Friday, 15 October 2010

The existential postman

Apparently, I don’t exist.

This profoundly dispiriting human condition has come about largely due to Australia Post, on whose shoulders much of the problems of the world must rest. And, when I phoned up the sorting office to ask why, in the past 3 weeks, I’ve had exactly no post, I got the rather strange answer:

“I’m sorry, but you don’t exist.”

This wasn’t exactly what I wanted to hear. However when I enquired about the conditions of this existence – or lack of - rather than hypothesizing a human essence, I encountered the natural existential obstacle and distractions including despair, angst, absurdity, and alienation. For the benefit of our English speaking audience, that is a slight dose of phone range.

And it’s not as if post for this house hasn’t been arriving – it has, by the bucket load, for The Firm (as they shall henceforth be known) that previously knew it as their address. There are invoices by the sackful, normally addressed to the head of purchasing, or the vice of supply, but as they get increasingly desperate, the invoices sometimes just name the company. You know they’ve lost the will to live when they just address their latest bill to “The occupant”. Indeed, despairing though these letters might be, it would be good to receive them in my box. But, like Godot, the letters never come, and instead get stuffed into my neighbour’s slot.

And that yields something else that existentialists know well - Angst, sometimes called dread, or even anguish which is a term that is common to many existentialist thinkers. It is generally held to be a negative feeling arising from the experience of human freedom and responsibility. The archetypal example is the experience one has when standing next to your postbox, where one not only fears looking in, but where one also dreads the possibility of phoning up the sorting office again, and then throwing oneself off the nearest cliff.

It’s not exactly a hard thing for the postman to put post in the box with the same number that it is addressed to, however after putting ever larger signs on the box, and begging them to put it in the right one, finally I do at least have an answer as to why this is, infact, impossible.

“You don’t exist. There is no registered post point at that address.” Pointing out that I’m calling from somewhere that doesn’t exist didn’t seem particularly helpful, and infact when I did mention it, it was clear that they were talking what I said with a huge dose of salts. Asking to be put in touch with someone who could make me, in fact, exist again, didn’t help either.

“When your house is built, ask your builder to get in touch with the council, and they will be able to get in touch with the land registry, and we will create a post point for you!” cried the Australia Post voice with a touch of glee, clearly having the joy that only getting an annoying Pom off the phone can achieve. “Do you have a completion date when construction will stop on your house?”
“1886”.

I do despair.
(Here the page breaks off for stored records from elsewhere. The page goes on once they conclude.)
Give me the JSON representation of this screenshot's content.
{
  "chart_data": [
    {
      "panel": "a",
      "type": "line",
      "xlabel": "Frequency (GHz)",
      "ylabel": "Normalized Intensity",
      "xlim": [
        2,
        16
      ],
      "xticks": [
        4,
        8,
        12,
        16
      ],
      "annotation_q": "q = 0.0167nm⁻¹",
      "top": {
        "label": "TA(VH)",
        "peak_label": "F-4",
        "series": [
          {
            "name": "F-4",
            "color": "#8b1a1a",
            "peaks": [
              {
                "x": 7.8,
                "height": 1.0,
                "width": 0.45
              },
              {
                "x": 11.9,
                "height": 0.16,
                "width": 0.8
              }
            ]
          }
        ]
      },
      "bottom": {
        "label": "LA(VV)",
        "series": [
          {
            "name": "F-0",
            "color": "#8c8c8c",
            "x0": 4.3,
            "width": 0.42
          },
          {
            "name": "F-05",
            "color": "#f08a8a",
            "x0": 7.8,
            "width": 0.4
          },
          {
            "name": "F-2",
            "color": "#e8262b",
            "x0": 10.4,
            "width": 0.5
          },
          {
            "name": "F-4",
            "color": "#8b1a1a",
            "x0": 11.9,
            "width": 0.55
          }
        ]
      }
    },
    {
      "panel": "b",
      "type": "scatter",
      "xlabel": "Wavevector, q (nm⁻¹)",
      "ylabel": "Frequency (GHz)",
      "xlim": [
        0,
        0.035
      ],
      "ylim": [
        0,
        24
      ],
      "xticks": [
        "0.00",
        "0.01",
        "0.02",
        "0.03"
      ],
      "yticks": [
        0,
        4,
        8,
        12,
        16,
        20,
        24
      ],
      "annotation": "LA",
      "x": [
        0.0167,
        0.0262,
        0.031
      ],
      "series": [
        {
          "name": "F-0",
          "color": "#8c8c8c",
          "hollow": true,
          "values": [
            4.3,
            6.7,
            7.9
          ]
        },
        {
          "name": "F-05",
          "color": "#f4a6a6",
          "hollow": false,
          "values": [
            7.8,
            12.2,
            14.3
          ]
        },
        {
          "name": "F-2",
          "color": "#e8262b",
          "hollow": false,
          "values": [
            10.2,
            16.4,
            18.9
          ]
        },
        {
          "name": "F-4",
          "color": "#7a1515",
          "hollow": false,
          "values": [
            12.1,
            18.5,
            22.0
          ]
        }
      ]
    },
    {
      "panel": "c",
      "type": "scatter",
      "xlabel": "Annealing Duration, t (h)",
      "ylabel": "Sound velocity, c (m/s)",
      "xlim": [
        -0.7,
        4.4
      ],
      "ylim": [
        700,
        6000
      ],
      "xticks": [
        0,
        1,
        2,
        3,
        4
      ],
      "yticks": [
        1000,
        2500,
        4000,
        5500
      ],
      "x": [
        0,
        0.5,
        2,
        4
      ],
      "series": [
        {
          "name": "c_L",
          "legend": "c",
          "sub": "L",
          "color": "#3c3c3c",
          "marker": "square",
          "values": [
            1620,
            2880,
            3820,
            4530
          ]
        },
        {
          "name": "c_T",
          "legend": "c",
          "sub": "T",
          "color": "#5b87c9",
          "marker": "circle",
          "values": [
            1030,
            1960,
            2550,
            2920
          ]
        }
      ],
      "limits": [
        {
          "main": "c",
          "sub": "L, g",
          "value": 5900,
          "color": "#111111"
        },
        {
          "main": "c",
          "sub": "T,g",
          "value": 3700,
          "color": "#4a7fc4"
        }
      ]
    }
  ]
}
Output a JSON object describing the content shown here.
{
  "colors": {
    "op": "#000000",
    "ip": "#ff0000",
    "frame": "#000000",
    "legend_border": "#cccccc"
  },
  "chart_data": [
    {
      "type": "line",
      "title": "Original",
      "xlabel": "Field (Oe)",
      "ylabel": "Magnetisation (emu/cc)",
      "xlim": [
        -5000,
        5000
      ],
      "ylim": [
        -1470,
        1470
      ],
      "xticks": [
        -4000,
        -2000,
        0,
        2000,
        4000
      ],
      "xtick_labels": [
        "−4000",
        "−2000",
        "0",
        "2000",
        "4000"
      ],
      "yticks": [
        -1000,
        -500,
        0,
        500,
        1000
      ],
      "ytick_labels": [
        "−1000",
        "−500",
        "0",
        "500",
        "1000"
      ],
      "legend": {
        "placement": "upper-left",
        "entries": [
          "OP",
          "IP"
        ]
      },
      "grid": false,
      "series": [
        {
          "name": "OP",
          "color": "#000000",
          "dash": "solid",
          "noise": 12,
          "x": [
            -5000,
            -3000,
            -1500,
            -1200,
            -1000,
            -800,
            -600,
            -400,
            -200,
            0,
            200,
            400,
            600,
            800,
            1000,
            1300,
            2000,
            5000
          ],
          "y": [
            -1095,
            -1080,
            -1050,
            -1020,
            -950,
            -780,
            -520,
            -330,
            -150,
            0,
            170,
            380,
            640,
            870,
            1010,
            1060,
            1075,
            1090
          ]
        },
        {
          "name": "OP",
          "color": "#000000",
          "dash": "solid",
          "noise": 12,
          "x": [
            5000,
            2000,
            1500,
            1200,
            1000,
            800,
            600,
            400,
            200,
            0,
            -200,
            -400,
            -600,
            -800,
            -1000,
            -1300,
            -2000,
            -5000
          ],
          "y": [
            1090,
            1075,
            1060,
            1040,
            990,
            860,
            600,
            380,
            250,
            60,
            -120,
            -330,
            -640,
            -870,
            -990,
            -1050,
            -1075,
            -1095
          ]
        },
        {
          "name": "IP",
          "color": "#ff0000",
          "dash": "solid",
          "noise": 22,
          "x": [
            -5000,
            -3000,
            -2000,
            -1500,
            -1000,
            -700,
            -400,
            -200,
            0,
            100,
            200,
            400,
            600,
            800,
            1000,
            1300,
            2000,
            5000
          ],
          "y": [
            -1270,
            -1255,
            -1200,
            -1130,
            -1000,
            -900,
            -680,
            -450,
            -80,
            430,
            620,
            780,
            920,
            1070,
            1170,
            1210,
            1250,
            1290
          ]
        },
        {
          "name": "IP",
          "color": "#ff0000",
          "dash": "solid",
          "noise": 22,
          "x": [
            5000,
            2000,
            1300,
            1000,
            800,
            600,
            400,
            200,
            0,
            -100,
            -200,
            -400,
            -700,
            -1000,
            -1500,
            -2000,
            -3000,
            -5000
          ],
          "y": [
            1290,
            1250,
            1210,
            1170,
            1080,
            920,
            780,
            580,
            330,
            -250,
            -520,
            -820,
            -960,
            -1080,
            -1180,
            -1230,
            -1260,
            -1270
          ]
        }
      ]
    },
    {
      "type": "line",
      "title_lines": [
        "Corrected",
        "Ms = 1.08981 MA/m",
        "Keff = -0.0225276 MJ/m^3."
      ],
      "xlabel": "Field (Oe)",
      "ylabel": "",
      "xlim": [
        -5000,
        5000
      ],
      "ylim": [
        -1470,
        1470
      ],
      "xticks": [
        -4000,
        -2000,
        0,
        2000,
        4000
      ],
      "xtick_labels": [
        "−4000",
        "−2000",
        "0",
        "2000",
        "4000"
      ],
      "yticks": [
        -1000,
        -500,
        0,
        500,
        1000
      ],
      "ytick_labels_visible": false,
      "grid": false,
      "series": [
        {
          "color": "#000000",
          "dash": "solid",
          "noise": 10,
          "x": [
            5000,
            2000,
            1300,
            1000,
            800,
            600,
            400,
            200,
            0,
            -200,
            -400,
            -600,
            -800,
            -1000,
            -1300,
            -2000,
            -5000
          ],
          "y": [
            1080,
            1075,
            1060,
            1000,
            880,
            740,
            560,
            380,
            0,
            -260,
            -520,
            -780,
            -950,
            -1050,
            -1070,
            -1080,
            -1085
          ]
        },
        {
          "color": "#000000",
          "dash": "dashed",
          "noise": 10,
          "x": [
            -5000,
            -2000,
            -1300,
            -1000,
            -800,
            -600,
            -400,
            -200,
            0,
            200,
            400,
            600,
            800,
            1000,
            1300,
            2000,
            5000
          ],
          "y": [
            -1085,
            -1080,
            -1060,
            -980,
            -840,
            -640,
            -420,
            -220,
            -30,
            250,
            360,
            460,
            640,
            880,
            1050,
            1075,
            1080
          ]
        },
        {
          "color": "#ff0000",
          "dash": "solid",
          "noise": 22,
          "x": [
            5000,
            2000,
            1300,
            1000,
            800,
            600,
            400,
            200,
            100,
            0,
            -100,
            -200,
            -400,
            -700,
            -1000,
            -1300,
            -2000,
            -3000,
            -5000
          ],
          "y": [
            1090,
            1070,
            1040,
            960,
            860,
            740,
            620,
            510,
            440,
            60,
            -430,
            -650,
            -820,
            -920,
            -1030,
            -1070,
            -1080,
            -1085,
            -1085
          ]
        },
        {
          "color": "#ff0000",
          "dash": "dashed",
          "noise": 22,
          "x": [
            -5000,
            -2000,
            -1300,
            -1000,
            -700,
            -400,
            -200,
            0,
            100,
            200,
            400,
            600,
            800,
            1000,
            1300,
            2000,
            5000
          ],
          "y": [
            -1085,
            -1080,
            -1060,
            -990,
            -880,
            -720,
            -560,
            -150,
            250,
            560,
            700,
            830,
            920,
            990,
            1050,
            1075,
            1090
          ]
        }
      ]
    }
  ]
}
It is a truly human condition. As Kierkegaard defines it in his Either/or: "Any life-view with a condition outside it is despair." In other words, it is possible to be in despair without despairing. And it’s not the despair I can’t stand: it’s the hope. The hope that I’ll get someone to make me exist.

And finally, at the Land Registry, I found someone who – with amazement in her voice – dusted off a piece of parchment, finally found the house, and even better faxed off said parchment to the sorting office with a map on it, and an arrow marked “post box here”!

As Sartre puts it in his “Existentialism is a Humanism”: Man first of all exists, encounters himself, surges up in the world – and defines himself afterwards. Or rather, the joy of the first piece of post: a bill from Foxtel, saying they are increasing their prices for viewers who just want to receive BBC World.

Well, that’s all right then. I can now get back to the main task of making sure the hovel doesn’t fall down.